The basic result, and I do believe this is known in the literature (Claude suggests Kacperczyk et al 2005), is that sector-specialist portfolio managers can earn low-single-digit percentage outperformance on a GMV basis after hedging factor exposures, with a sharpe maybe similar to the S&P or .4-.5. Stack a bunch of these together and you get low-single-digit returns on gmv with a sharpe of ~stupid and that’s the modern fundamental equity trading environment. Long-only no-leverage actives are not where you should be looking for equity trading skill; the talent wars between Citadel, Point72, Millennium, Balyasny, etc. should show that serious money can be made trading fundamental equity in a repeatable way.

Now, that doesn’t do much to change the outlook on personal investing — the proposition that if you make say semiconductor investing your entire personality you could outperform by <3%/year on your equity portfolio with a crappy sharpe on the marginal positions should be obviously unattractive to most nonprofessionals — but the overall point should stand that skill does exist and pod shops now monetize it pretty well.

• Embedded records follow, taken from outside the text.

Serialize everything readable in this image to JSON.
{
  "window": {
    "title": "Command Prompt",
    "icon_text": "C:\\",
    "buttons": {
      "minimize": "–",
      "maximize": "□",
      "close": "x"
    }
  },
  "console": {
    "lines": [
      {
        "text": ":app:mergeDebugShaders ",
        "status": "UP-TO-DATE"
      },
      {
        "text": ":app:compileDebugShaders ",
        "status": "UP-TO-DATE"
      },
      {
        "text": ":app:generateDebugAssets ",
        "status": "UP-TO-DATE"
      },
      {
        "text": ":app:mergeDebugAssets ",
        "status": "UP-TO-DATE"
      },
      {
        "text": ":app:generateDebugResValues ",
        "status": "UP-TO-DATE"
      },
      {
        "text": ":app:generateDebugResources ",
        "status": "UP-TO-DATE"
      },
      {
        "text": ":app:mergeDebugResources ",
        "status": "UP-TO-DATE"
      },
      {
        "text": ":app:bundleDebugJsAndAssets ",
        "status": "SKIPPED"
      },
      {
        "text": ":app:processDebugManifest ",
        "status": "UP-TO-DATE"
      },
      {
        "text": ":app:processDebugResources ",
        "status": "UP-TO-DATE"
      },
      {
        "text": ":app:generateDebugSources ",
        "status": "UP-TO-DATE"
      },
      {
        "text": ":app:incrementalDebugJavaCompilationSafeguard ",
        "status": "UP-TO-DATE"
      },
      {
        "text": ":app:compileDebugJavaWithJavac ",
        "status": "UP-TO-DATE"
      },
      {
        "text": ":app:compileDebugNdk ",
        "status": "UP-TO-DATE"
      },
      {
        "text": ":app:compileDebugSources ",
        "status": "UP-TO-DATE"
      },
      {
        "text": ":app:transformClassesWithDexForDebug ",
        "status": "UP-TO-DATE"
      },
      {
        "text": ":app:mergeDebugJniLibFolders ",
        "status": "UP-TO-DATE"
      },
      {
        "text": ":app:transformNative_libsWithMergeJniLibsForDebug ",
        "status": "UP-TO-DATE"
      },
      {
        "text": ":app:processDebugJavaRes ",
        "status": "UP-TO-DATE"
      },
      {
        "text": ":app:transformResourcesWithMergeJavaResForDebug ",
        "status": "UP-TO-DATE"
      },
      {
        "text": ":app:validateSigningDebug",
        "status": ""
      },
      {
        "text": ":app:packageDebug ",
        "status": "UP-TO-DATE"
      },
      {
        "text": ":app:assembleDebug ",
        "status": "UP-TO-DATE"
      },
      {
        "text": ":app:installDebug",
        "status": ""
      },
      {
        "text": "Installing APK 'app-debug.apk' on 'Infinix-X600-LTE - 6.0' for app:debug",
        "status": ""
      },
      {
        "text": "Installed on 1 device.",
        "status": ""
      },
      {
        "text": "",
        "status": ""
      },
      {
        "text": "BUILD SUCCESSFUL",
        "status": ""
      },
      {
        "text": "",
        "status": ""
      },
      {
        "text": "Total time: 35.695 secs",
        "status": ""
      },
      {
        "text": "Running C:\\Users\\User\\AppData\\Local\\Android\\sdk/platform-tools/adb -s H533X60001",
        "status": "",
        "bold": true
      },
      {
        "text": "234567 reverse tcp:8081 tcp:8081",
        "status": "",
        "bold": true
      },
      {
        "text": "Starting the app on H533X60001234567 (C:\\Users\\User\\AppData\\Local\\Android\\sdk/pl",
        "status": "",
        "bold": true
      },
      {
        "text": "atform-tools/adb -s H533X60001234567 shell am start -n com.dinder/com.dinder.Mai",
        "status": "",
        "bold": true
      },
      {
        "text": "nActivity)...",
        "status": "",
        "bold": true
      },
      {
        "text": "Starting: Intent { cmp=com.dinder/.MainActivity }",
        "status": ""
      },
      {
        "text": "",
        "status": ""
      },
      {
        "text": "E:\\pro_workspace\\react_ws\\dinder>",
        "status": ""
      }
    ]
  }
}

I actually think that Nate Silver did the world a pretty bad disservice by making the investing side of “the River” be VC rather than the modern pod shop, possibly because nobody from the pod shops would talk to him much. The use of quant and data tools to make uncorrelated return streams with high skill is a very interesting change in the world, while I find it hard to believe VC is much more than gigantic unhedged industry beta. Tech beta may have been killing it for a while but that’s the very most classic way non-quant approaches mistake outperformance for skill.

Kaleberg's avatar

There are definitely arbitrage opportunities, but for most people a statistical approach works best. That's why the Forbes dart board fund worked. That's why index funds are the only ones available to the general public that have produced consistent market tracking returns. Could pod shops produce those returns if they had to manage trillions of dollars?

William Timberman's avatar

Useful advice, unless and until the Zeitgeist drops a Hitler or a Trump on us. At times precarity and the human condition are pretty much synonymous, except that, like Gibson’s future, the former tends to be less evenly distributed. That’s where, if we’re doing the right thing, stewardship becomes a political as well as a moral practice.

A. Reader's avatar

"Diversify, diversity, diversity your investments" - yeah, but a big mistake I made was to diversify across countries.

Also BDL you might want to transmute the nouns to the verb.